Firstly and most importantly in our minds, the calibre of our candidates can make or break of decisively winning the elections. We can’t afford to have ANC members who have brought the organisation into disrepute on candidate lists for national or provincial legislatures.  This includes individuals who have been mentioned in the Zondo Commission, VBS scandal and Motlanthe Commission from previous elections.

As agreed in engagements between the VL and the Office of the SG, all those implicated in the Zondo and other commissions of inquiry must appear before the Integrity Commission and be cleared by them to stand as election candidates.  We believe that this process should proceed as a matter of urgency.

Also as a matter of urgency, the ANC must take action against former President Jacob Zuma who has violated the ANC constitution and against the Umkhonto  We Sizwe Party who may be illegally using the name of the former armed wing of the ANC.

We support the election process and criteria that have been approved by the NEC. We welcome the press statement by the Eastern Cape PEC which reiterated and set out their process of finalising the lists in their province.  

In addition to keeping individuals who have brought the ANC into disrepute off election lists, we need to put credible people on the lists who can be trusted and will restore the confidence of the public in the ANC. The election process gives the NEC the power to add names to the list and we hope that they use this opportunity to enhance the election lists. As the VL, we have been and will continue to monitor the nomination process. 

Secondly, we have to show that the renewal of the ANC is happening.  In addition to having credible candidates, we need to actively reconnect with the people and focus on the conduct of ANC members. This means being humble, listening to our people, going door to door or reaching out to our constituencies, our community leaders and our stakeholders.

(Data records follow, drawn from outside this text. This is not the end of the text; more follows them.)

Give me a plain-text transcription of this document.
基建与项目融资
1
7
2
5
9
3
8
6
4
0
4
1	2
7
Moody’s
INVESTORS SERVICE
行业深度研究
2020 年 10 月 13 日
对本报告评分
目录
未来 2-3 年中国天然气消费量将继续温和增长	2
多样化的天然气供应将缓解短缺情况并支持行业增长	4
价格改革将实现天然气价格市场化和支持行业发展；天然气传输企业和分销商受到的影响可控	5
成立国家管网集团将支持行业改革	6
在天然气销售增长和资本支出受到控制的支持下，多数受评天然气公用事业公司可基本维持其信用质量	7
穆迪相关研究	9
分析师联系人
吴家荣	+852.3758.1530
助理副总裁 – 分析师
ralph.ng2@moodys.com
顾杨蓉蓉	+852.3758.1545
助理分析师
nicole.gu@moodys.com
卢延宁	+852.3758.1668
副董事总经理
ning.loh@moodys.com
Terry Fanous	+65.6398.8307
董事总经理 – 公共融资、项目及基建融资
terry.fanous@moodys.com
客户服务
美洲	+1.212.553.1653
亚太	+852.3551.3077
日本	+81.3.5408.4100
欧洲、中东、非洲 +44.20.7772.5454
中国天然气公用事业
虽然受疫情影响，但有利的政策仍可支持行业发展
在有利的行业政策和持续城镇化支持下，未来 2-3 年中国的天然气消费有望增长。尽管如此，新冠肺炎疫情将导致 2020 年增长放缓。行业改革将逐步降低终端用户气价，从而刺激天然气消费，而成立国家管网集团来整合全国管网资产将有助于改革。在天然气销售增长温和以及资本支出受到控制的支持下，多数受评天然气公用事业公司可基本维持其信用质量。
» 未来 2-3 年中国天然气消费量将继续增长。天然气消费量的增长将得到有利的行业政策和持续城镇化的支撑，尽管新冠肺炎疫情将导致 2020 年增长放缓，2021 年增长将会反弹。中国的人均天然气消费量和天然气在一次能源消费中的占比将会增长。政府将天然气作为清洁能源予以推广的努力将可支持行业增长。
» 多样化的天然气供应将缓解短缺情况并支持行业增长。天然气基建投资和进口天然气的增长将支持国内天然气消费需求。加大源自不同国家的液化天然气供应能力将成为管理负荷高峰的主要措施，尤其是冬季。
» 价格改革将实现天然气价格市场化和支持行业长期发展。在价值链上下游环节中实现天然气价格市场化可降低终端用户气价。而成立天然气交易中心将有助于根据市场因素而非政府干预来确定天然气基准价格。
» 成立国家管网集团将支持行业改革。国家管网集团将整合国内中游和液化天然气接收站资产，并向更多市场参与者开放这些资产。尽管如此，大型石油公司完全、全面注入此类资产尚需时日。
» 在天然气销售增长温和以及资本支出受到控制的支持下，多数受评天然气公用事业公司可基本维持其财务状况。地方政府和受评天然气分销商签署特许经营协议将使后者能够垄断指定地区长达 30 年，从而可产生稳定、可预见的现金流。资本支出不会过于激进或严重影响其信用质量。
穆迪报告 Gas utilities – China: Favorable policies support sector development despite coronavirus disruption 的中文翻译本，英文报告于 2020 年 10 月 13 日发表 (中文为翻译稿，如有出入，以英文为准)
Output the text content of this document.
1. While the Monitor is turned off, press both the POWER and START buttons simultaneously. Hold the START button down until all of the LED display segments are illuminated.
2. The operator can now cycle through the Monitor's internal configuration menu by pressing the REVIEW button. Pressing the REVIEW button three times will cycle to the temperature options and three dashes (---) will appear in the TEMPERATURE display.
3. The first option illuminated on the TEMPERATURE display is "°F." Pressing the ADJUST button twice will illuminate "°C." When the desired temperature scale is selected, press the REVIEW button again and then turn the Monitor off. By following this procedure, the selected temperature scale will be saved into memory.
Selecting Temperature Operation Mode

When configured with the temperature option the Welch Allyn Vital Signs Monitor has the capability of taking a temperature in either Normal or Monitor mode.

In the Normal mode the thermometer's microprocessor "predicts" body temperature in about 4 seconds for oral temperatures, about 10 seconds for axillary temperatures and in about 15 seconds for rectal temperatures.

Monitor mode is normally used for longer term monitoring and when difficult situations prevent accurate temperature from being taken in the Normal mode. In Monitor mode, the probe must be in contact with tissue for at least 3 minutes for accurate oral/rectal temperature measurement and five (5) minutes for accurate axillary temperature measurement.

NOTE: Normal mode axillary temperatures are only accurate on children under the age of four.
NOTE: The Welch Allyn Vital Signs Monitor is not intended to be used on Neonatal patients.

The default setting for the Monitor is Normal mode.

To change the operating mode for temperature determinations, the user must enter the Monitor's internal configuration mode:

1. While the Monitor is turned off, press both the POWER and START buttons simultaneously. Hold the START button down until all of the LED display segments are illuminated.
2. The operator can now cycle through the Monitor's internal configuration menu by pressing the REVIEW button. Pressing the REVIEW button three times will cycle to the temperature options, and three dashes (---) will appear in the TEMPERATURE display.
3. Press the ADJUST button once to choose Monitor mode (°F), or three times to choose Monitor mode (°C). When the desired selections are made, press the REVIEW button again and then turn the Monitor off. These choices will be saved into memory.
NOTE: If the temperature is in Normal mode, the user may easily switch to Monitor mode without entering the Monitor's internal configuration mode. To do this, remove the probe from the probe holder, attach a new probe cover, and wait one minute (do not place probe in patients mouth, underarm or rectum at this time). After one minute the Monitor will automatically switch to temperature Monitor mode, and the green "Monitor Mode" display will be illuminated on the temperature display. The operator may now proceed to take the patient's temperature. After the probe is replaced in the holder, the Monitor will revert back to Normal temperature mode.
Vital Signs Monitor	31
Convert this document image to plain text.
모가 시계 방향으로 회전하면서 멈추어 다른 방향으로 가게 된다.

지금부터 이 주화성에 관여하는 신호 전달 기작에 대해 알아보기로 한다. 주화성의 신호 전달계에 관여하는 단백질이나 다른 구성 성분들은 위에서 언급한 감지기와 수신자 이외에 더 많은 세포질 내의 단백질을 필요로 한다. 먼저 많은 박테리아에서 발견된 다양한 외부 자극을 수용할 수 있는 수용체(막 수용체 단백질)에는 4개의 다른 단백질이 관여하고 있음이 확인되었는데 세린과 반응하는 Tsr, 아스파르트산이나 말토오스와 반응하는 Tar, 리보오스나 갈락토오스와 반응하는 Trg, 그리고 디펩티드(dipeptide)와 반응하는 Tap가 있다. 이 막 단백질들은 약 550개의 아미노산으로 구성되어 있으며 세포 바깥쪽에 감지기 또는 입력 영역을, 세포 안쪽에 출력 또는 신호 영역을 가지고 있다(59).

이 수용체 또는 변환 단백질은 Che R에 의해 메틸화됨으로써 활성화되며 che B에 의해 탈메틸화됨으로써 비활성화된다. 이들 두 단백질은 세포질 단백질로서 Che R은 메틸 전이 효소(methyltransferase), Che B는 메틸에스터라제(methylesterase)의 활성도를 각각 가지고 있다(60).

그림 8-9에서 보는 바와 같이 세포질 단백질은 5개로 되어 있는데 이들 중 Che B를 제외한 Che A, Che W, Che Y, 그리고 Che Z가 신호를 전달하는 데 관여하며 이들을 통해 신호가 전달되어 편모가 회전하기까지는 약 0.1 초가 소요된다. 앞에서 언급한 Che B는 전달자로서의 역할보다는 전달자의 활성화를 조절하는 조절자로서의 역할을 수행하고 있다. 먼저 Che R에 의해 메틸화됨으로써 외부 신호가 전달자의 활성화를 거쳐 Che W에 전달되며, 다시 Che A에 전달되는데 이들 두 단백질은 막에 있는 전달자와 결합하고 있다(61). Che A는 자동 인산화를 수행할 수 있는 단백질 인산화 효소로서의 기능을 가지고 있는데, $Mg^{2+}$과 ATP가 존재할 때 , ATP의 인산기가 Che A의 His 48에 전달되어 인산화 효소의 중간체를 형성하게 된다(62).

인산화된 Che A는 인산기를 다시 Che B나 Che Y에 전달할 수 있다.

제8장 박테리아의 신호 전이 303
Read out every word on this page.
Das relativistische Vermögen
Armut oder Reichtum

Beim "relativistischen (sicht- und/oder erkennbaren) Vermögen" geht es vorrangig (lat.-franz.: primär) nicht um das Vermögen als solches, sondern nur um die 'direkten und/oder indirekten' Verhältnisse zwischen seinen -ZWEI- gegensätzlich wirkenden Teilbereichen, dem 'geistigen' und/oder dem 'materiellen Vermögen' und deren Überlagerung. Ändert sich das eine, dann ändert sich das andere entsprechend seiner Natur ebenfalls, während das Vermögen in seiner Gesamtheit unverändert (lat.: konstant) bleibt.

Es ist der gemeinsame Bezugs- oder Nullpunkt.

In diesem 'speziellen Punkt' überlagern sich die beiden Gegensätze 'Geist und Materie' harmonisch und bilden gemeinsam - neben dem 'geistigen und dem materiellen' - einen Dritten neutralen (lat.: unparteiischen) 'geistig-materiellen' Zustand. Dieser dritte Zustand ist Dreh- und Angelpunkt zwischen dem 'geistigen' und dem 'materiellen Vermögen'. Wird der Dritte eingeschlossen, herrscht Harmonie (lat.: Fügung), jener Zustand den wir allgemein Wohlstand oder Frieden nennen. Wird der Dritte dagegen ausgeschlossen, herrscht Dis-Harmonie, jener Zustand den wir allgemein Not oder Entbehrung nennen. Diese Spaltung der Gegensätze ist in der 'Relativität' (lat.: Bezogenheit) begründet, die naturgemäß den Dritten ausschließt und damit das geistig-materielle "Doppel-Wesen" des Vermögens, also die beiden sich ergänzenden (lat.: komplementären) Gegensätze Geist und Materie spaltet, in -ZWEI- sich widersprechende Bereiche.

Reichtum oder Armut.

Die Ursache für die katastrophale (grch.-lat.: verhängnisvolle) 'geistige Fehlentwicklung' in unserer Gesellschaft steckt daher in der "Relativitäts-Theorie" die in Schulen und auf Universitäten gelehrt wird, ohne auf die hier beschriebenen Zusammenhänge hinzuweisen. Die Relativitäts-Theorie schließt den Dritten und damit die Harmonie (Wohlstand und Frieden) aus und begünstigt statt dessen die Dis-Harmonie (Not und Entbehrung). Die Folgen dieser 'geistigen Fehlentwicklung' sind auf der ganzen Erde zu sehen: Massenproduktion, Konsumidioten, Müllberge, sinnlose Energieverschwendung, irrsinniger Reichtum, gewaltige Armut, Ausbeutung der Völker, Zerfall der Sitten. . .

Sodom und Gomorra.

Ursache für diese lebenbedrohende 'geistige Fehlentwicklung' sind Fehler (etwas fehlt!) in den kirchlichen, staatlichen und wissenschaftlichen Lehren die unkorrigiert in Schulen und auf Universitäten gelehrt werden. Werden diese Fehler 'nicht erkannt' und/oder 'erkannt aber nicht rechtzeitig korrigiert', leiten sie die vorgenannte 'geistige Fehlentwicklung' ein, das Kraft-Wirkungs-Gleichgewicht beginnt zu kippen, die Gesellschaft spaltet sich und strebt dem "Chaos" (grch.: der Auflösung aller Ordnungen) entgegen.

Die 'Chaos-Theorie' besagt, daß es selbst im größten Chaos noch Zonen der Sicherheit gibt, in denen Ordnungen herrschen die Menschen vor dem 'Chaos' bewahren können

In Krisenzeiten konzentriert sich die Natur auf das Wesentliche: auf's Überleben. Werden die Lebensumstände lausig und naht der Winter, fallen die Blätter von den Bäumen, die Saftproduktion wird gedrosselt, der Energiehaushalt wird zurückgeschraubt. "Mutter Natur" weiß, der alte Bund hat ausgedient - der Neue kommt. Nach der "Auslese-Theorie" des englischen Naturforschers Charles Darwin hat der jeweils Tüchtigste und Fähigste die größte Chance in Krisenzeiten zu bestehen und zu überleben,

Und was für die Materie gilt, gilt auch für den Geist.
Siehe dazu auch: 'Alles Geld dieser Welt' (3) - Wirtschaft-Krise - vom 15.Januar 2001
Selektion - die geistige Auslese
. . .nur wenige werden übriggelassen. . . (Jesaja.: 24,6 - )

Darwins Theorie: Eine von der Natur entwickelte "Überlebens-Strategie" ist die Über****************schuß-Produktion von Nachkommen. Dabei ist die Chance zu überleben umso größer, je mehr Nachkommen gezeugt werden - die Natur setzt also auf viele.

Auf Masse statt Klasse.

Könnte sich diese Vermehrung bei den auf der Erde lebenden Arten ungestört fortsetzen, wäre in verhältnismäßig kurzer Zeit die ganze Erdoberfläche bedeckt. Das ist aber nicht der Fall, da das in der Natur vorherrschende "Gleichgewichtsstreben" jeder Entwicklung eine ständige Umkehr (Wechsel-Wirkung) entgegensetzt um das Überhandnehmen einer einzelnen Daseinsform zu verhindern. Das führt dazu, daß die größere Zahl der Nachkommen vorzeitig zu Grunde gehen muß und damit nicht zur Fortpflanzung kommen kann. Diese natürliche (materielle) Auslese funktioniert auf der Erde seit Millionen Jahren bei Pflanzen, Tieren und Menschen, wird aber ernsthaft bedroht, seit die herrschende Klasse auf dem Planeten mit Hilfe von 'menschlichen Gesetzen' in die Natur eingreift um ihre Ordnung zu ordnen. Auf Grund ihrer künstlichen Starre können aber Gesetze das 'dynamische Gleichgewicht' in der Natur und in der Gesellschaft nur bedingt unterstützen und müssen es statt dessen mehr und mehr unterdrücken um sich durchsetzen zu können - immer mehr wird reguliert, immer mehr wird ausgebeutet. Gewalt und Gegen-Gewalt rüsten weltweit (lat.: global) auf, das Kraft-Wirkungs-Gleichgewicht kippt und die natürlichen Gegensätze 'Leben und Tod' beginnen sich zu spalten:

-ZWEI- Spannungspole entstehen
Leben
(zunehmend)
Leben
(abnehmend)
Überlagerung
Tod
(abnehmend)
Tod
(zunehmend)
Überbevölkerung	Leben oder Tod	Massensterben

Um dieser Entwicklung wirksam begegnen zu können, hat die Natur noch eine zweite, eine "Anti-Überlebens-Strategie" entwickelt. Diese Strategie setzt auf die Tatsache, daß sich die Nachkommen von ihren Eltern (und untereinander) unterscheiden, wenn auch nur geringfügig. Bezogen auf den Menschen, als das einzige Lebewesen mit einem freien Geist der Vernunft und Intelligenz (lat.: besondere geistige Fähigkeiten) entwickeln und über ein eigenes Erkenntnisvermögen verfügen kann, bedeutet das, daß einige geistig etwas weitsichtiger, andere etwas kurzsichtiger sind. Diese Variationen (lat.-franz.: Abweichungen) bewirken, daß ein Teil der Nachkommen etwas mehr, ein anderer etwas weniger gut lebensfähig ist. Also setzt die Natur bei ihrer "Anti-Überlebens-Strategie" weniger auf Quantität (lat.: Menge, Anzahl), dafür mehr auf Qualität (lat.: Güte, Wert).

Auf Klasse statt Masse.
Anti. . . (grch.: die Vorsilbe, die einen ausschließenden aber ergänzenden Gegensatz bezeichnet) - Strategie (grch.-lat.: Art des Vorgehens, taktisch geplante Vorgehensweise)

We must have functional and responsive branches with branch leadership that respects their members and members of the community. This includes things that look small like asking branch members to endure long meetings while we wait for sufficient members to arrive to quorate and loud hailing early on Sunday mornings. And big things like addressing unethical and corrupt behaviour in the ANC.

Thirdly, our election strategy can’t be about attacking the opposition. It needs to be about messages of realism and hope – of what the ANC has to offer and what the country has to lose if the ANC were to be voted out of power – or be in power in a coalition with opportunistic partners. 

We need to highlight what is at stake if the democratic and socio-economic gains we have made are reversed.  And show that despite the difficulties we face, we have the experience and expertise to continue to govern.  We trust that this is what will be the focus of the 2024 election manifesto.

Fourthly, now is not the time to make unrealistic promises, especially about government money which is not there. Let us refocus on empowering people to be the forces of change – whether it is clean-up campaigns or holding unresponsive councillors from all political parties to account.  As the Veterans League we are working and want to work on partnering with community leaders and councillors on addressing service delivery issues, especially in dysfunctional municipalities.

Our  VL Constitution requires us to mobilise for elections. As veterans, we want to focus on where we can make the most impact. We believe that this includes being a resource for branches, training younger comrades to do electioneering and reaching out to constituencies which respect us.

If we indicate that we are going to vote and can stand proudly behind our list of candidates others will follow. We can bring stature to the election campaign. We will not de-campaign our movement.